Welche Arten von Priming gibt es ?
Positives und negatives Priming beschreibt, wie das Priming die Verarbeitungsgeschwindigkeit beeinflusst. Positives Priming kann die Verarbeitung schneller machen und beschleunigt den Speicherabruf, während negatives Priming die Verarbeitung verlangsamt. Semantisches Priming umfasst Wörter, die auf logische oder linguistische Weise assoziiert werden.

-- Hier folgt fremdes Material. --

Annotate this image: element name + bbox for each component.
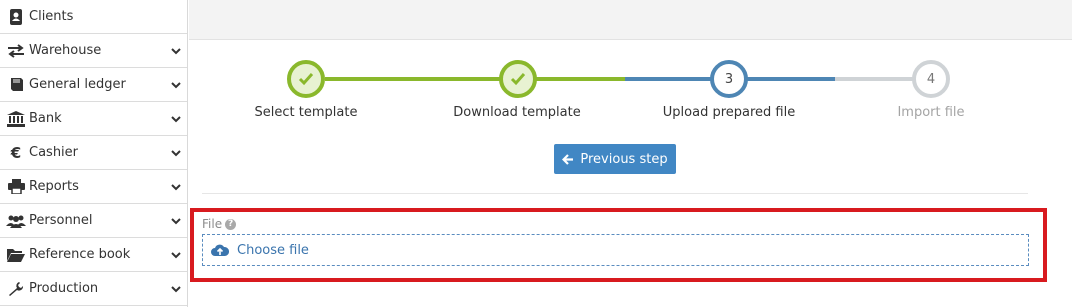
sidebar-item-cashier[interactable]: € Cashier	[0, 136, 187, 170]
sidebar-item-production[interactable]: Production	[0, 272, 187, 306]
sidebar-item-label: Clients	[29, 9, 74, 24]
step-4-label: Import file	[897, 105, 965, 120]
sidebar: Clients Warehouse General ledger Bank € …	[0, 0, 188, 307]
sidebar-item-label: Production	[29, 281, 99, 296]
folder-open-icon	[6, 246, 26, 264]
sidebar-item-label: Cashier	[29, 145, 79, 160]
previous-step-label: Previous step	[580, 151, 668, 167]
chevron-down-icon[interactable]	[171, 284, 181, 294]
sidebar-item-label: Warehouse	[29, 43, 102, 58]
step-connector-done	[537, 77, 625, 81]
wizard-stepper: Select template Download template 3 Uplo…	[189, 40, 1072, 140]
file-upload-dropzone[interactable]: Choose file	[202, 234, 1029, 266]
step-4-circle: 4	[912, 60, 950, 98]
step-4-number: 4	[926, 71, 936, 87]
chevron-down-icon[interactable]	[171, 114, 181, 124]
sidebar-item-label: Personnel	[29, 213, 93, 228]
chevron-down-icon[interactable]	[171, 216, 181, 226]
file-field-label: File ?	[202, 217, 237, 231]
sidebar-item-reference-book[interactable]: Reference book	[0, 238, 187, 272]
previous-step-button[interactable]: Previous step	[554, 144, 676, 174]
arrow-left-icon	[562, 153, 574, 165]
import-wizard: Select template Download template 3 Uplo…	[189, 40, 1072, 307]
chevron-down-icon[interactable]	[171, 80, 181, 90]
sidebar-item-personnel[interactable]: Personnel	[0, 204, 187, 238]
check-icon	[510, 73, 526, 86]
euro-icon: €	[10, 143, 22, 162]
step-1-label: Select template	[254, 105, 358, 120]
sidebar-item-general-ledger[interactable]: General ledger	[0, 68, 187, 102]
step-2-circle	[499, 60, 537, 98]
check-icon	[298, 73, 314, 86]
step-2-label: Download template	[453, 105, 581, 120]
sidebar-item-bank[interactable]: Bank	[0, 102, 187, 136]
sidebar-item-reports[interactable]: Reports	[0, 170, 187, 204]
chevron-down-icon[interactable]	[171, 182, 181, 192]
section-divider	[202, 193, 1028, 194]
sidebar-item-clients[interactable]: Clients	[0, 0, 187, 34]
chevron-down-icon[interactable]	[171, 250, 181, 260]
wrench-icon	[6, 280, 26, 298]
sidebar-item-label: Reports	[29, 179, 79, 194]
cloud-upload-icon	[211, 244, 229, 256]
step-3-number: 3	[724, 71, 734, 87]
help-icon[interactable]: ?	[225, 218, 237, 230]
bank-icon	[6, 110, 26, 128]
chevron-down-icon[interactable]	[171, 46, 181, 56]
step-3-label: Upload prepared file	[662, 105, 796, 120]
sidebar-item-warehouse[interactable]: Warehouse	[0, 34, 187, 68]
contact-book-icon	[6, 8, 26, 26]
sidebar-item-label: Bank	[29, 111, 62, 126]
step-connector-active	[747, 77, 835, 81]
users-icon	[6, 212, 26, 230]
file-label-text: File	[202, 217, 223, 231]
chevron-down-icon[interactable]	[171, 148, 181, 158]
sidebar-item-label: General ledger	[29, 77, 126, 92]
choose-file-link[interactable]: Choose file	[237, 243, 309, 258]
top-bar	[189, 0, 1072, 40]
step-1-circle	[287, 60, 325, 98]
sidebar-item-label: Reference book	[29, 247, 131, 262]
printer-icon	[6, 178, 26, 196]
step-3-circle: 3	[710, 60, 748, 98]
exchange-arrows-icon	[6, 42, 26, 60]
book-icon	[6, 76, 26, 94]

Was sind Beispiele für Priming?
Priming findet immer dann statt, wenn die Exposition gegenüber einer Sache später Verhalten oder Gedanken ändern kann. Wenn ein Kind zum Beispiel eine Tüte mit Süßigkeiten neben einer roten Bank sieht, könnte es anfangen, nach Süßigkeiten zu suchen oder darüber nachzudenken, wenn es das nächste Mal eine Bank sieht. Mehrere psychologische Lehrmeinungen verwenden das Konzept des "Priming".
Wofür wird Priming verwendet?
Priming ist eine in der kognitiven Psychologie verwendete Technik, die Reaktionen durch die Exposition gegenüber bestimmten Stimuli bedingt. Sie arbeitet mit unseren unbewussten Reaktionen, um unsere Denkmuster und Reaktionen zu verändern, indem sie die Art und Weise, wie unser Gehirn Informationen verarbeitet, speichert und abruft.
Was ist der Priming-Effekt in der Psychologie?
Priming ist der implizite Gedächtniseffekt, bei dem die Exposition gegenüber einem Reiz die Reaktion auf einen späteren Reiz beeinflusst. Es ist eine Technik in der Psychologie, die verwendet wird, um das Gedächtnis einer Person sowohl auf positive als auch auf negative Weise zu trainieren. Priming ist definiert als die Art und Weise, wie Erfahrungen zukünftige Handlungen ohne das bewusste Wissen des Einzelnen hervorbringen (Bargh & Chartrand, 2000). Priming ist ein zufälliger Prozess der Aktivierung von Wissensstrukturen, der Qualitäten wie Persönlichkeits- und Stereotypen Merkmale einschließt.
Was ist affektives Priming?
Affektives Priming tritt auf, wenn Reaktionen auf ein Ziel erleichtert werden, wenn ihm eine primär kongruente Valenz vorausgeht. Wir haben zwei Experimente durchgeführt, um zu testen, ob dies ein echter emotionaler Effekt ist oder eher durch die semantische Verwandtschaft zwischen Primes und Zielen erklärt werden kann.
Wer hat das Priming entdeckt?
Das semantische Priming wurde von David Meyer und Roger Schvaneveldt entdeckt, die unabhängig voneinander arbeiteten (sie beschlossen, ihre Ergebnisse gemeinsam zu berichten). Die lexikalische Entscheidungsleistung zu einem Wort wird durch die vorherige Präsentation seines semantisch verwandten Wortes verbessert.